Reading Online Novel

For His Eyes Only(56)



                But this was a tiny crack and through it other questions flooded in. Not just what had caused the rift, but where could a hurting teenage boy with no family have gone?

                She tried to imagine herself in that situation. Imagine that instead of hiding out in the shed, she’d run away. It happened every day. Teenagers running away from situations they couldn’t handle.

                Where would she have run to? How would she have lived?

                How would she have felt returning home after sixteen years, a stranger, changed beyond recognition from the cossetted girl who’d painted her nails, pinned up her hair, put on a new dress and sparkly shoes to go to a school disco?

                He’d shown no interest, no emotional attachment to the property until that security guard had ordered him to leave but then the claim had been instinctive. Possessive.

                ‘This is my land...’

                She looked around her. Darius had lived here while he was growing up, going to school. All his formative years had been spent roaming the estate. In this house. It had made him who he was, given him the strength to survive on his own. She would have expected a photograph on the desk, on the bedside table. There was nothing, but there had to be traces of him here. His room...

                When she’d visited the Chase in order to prepare the details for the kind of glossy sales brochure a house of this importance demanded, there had been a team of them from Morgan and Black, walking the land, detailing the outbuildings, the cottages, the boathouse. Inside, she had concentrated on the main reception and bedrooms while junior staff had gone through the minor rooms, the attics.

                She arranged the desk to look as if the writer had just left it for a moment, took photographs of that and the view from the window, then picked up the folder and went in search of the room which had been Darius Hadley’s private space.

                She found it at the far end of the first floor corridor. Grander than most bedrooms, with a high ceiling, tall windows looking out over the park and furnished with pieces that had obviously been in the house for centuries. And yet it was still recognisable for what it was. A boy’s bedroom. Unchanged since he’d abandoned it.

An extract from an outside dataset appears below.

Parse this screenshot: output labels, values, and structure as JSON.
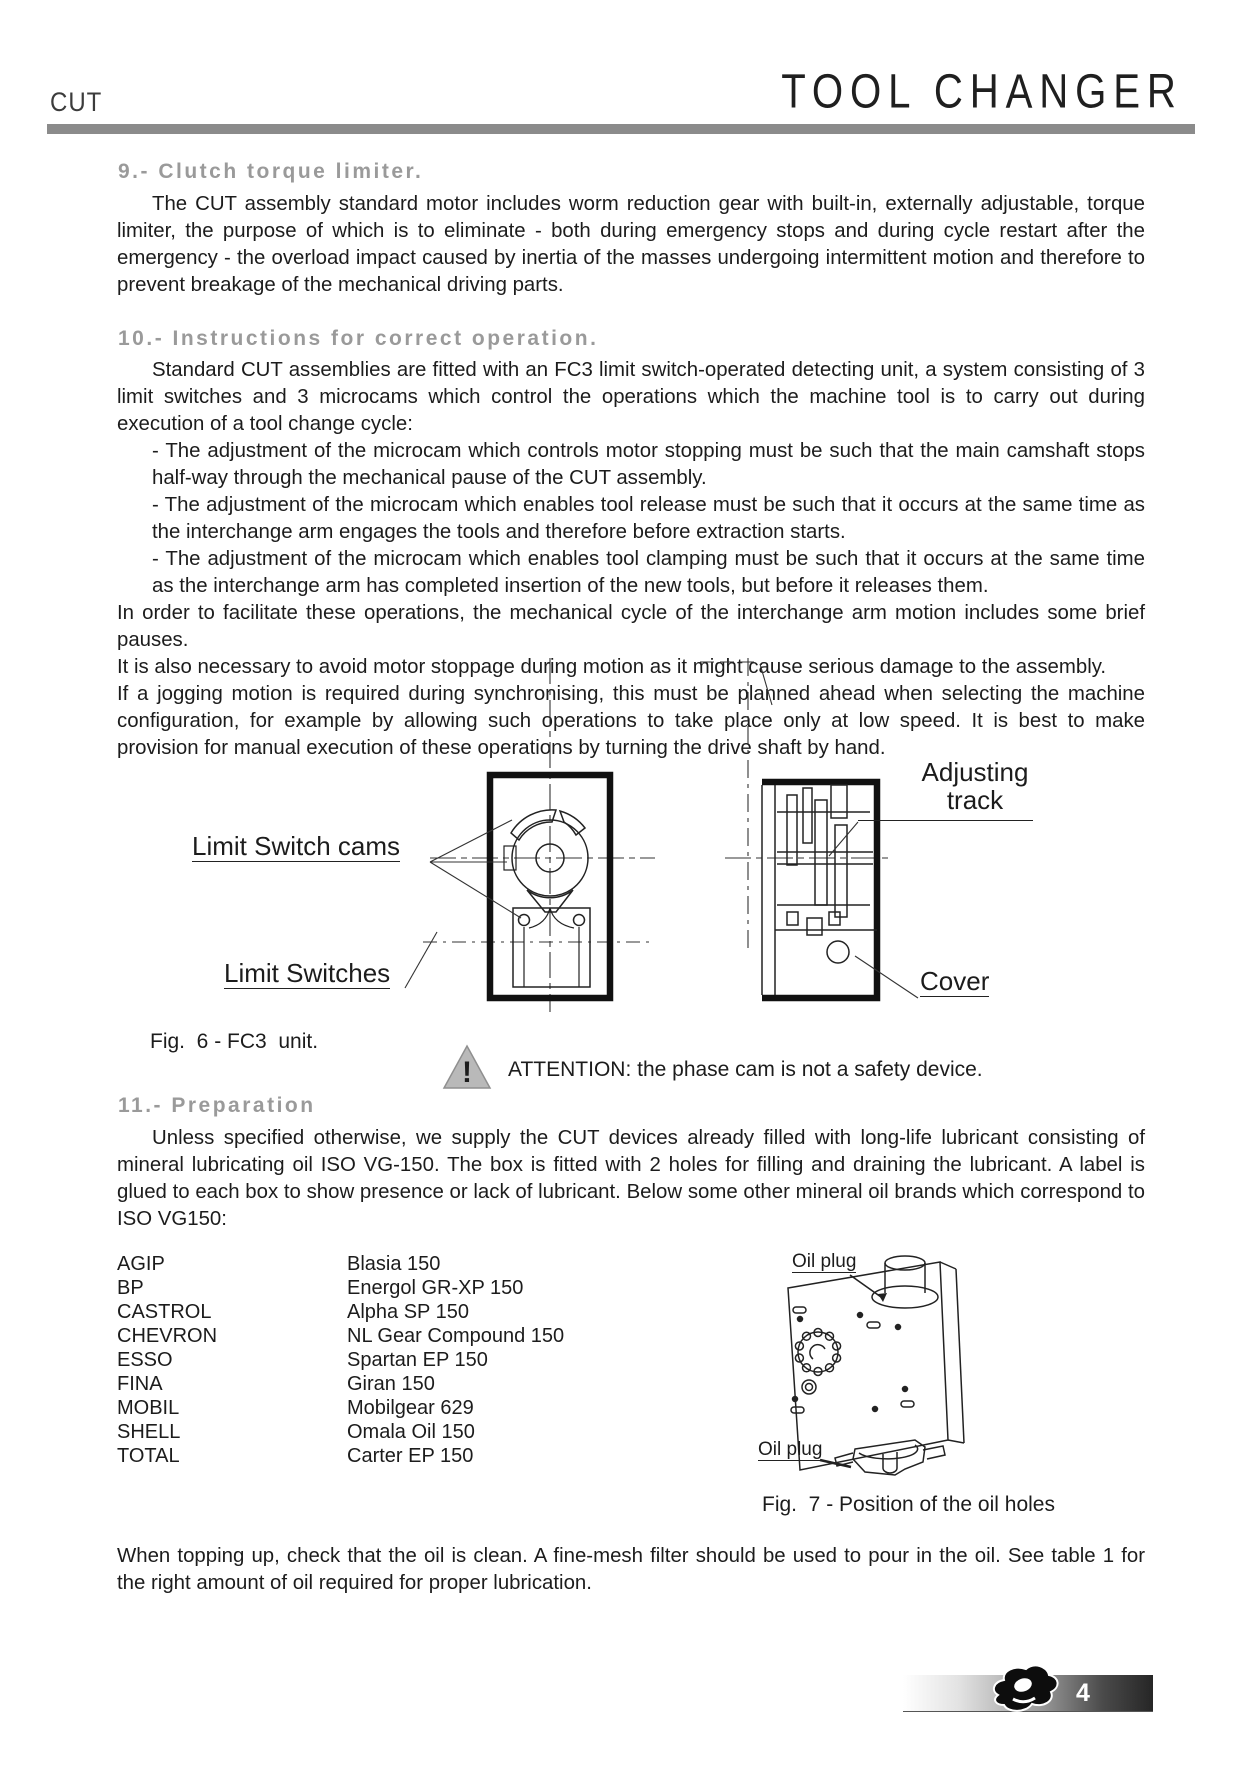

                Her brother Tom was about the same age and he’d had the same poster above his bed, the same books on his shelves.

                The similarity ended with the books and posters. Tom had always known what he wanted to do and by the time he was seventeen he’d had a skeleton in his room, medical diagrams on the walls.

                Darius, too, had been focused on the future. There were wall-to-wall drawings, tacked up with pins, curling at the edges.

                One of them, the drawing of a laughing retriever, each curl of his coat, each feather of his tail so full of life that he looked as if he was about to bound off the paper after a rabbit.

                On a worktable lay a folder filled with watercolours. Distant views of the house, the hills, the birds and animals that roamed the estate. The faint scent of linseed oil still clung to an easel leaning against a far wall. She opened a wooden box stacked beside it. Brushes, dried up tubes of paint. He’d moved on from sketches and watercolours to oil, but none of those were here.

                She turned to the wardrobe and a lump formed in her throat as she saw his clothes. A pair of riding boots, walking shoes, battered old trainers bearing the shape of his youthful foot lined up beneath shirts, a school uniform, jackets, a suit and, in a suit bag from a Savile Row tailor, what must have been his first tux, never worn.

                What kind of a life had he had here? Privileged, without a doubt, and yet he’d apparently walked away from it, leaving everything behind. His clothes, his art, his life.